The nurse laughed and told me you wouldn’t believe how many women have glam squads come to the hospital to fix them up for the instagram birth series. That’s cool. I looked like this:
I was then asked if I wanted drugs, to which I replied YES PLEASE THANK YOU AND ALSO NOWWWWWWWW before the nurse could finish saying the word “epidural.” Please note that I was in absolutely zero pain at this point. I just wanted the zero pain to stay that way for as long as possible because, I don’t know, I guess I don’t hate myself?
But seriously, to the women who choose to suffer through the contractions or go all natural all the way, I gotta say damn you are brave. But also why? WHY?!
So they started the epidural and then the Pitocin, a drug to induce labor. And then I sat back and relaxed while nothing happened.
When the doctor went to check my cervix, she saw this:
Apparently my amniotic sac had decided it was go-time, but forgot to inform my cervix, which remained as closed as Donald Trump’s mind. (Relatedly, if Trump really wants an impenetrable border wall, he should build it out of my cervix).
No man, woman or baby was breaking through that barrier any time soon.
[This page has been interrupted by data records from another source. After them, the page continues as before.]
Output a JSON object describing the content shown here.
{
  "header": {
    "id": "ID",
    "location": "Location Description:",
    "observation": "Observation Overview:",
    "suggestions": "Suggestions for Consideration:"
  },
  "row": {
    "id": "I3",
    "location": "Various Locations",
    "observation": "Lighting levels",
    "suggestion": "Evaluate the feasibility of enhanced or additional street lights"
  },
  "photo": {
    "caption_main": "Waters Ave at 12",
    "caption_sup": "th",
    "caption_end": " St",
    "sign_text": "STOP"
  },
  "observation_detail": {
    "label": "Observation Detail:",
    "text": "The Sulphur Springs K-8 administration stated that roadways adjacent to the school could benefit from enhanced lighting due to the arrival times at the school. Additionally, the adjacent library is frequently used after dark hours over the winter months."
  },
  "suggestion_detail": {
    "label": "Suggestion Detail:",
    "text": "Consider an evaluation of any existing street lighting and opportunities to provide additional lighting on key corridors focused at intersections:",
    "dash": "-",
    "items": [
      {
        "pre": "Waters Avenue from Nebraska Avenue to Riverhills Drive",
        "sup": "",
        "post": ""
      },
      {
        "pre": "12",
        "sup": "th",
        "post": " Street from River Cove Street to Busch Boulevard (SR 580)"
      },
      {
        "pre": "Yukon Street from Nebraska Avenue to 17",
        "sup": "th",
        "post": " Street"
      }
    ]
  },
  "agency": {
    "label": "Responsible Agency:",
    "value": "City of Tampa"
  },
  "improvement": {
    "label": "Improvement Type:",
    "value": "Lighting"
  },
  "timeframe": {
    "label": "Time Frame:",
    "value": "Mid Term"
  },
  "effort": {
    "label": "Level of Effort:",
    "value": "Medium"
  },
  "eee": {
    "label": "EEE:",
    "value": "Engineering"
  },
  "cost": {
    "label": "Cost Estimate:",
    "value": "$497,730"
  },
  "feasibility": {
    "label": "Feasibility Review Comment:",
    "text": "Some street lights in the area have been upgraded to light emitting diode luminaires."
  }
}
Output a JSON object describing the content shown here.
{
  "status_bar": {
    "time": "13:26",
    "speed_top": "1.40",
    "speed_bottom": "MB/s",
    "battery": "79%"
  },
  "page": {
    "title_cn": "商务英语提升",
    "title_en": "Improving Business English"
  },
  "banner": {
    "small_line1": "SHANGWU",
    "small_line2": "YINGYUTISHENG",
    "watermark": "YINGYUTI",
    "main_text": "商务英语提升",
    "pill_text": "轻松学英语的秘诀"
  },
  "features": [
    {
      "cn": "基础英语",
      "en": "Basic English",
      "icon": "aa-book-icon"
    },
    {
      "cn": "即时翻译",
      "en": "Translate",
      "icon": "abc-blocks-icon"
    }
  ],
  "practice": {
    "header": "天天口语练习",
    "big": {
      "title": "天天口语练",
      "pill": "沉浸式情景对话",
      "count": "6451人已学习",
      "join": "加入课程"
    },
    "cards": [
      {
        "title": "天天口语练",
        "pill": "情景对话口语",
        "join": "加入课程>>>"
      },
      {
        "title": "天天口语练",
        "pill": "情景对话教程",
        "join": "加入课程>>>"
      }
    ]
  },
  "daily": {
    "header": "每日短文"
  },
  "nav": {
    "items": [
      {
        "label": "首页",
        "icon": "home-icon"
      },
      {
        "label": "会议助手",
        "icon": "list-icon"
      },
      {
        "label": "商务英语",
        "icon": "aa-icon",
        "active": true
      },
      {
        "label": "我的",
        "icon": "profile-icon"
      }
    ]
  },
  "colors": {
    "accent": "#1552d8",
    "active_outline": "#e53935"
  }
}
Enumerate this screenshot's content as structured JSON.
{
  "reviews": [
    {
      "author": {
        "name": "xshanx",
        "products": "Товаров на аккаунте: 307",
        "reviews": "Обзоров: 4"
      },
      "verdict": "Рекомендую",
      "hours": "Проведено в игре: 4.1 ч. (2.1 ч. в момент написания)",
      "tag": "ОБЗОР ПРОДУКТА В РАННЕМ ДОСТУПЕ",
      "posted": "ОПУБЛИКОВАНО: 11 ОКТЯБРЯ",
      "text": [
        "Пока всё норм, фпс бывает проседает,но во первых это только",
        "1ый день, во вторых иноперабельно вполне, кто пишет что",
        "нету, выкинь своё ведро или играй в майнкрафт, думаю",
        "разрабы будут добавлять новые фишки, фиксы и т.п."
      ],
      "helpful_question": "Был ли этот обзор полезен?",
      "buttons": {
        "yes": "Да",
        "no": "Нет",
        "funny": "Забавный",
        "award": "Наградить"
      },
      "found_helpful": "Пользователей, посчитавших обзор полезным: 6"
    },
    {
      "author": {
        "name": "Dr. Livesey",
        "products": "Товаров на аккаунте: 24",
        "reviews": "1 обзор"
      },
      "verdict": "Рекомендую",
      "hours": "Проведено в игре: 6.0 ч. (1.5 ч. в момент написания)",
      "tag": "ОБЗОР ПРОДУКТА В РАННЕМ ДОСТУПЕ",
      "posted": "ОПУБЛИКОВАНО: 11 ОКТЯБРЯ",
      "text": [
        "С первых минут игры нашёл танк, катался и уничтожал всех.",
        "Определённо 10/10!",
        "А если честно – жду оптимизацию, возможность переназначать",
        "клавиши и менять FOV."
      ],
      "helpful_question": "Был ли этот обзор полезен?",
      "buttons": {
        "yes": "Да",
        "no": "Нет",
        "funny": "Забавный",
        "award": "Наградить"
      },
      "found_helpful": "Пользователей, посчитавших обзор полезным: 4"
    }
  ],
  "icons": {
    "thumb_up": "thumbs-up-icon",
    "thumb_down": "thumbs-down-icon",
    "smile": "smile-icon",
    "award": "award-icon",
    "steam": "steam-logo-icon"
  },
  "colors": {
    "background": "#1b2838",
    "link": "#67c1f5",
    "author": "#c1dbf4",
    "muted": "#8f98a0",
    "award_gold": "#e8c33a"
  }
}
I was 0 centimeters dilated. I know this because no less than four arms went up my hooha to check.
You know what’s a bad sign? When your doctor removes her fist from your vagina and says “Hmmmm, that’s odd.”
So we continued to wait while nothing happened. NOTHING.
So much nothing, in fact, that when the nurse came in to check on me, he just walked in, grabbed a seat and joined our binge session of The Sinner (great show, btw), which we were watching on Eric’s laptop. He didn’t even ask how I was feeling or if I needed anything– it was clear from the zero things happening that I was feeling nothing and needed nada. So he watched tv with us. Because Netflix n’ birth.
Clearly, it was going to be a long day.
Or so we thought.
*I’m totally kidding about the optics joke, Ma! I know you love me. Probably not as much as you love the Outer Banks, though, which is fair because the Outer Banks never called you a bitch when it was 16.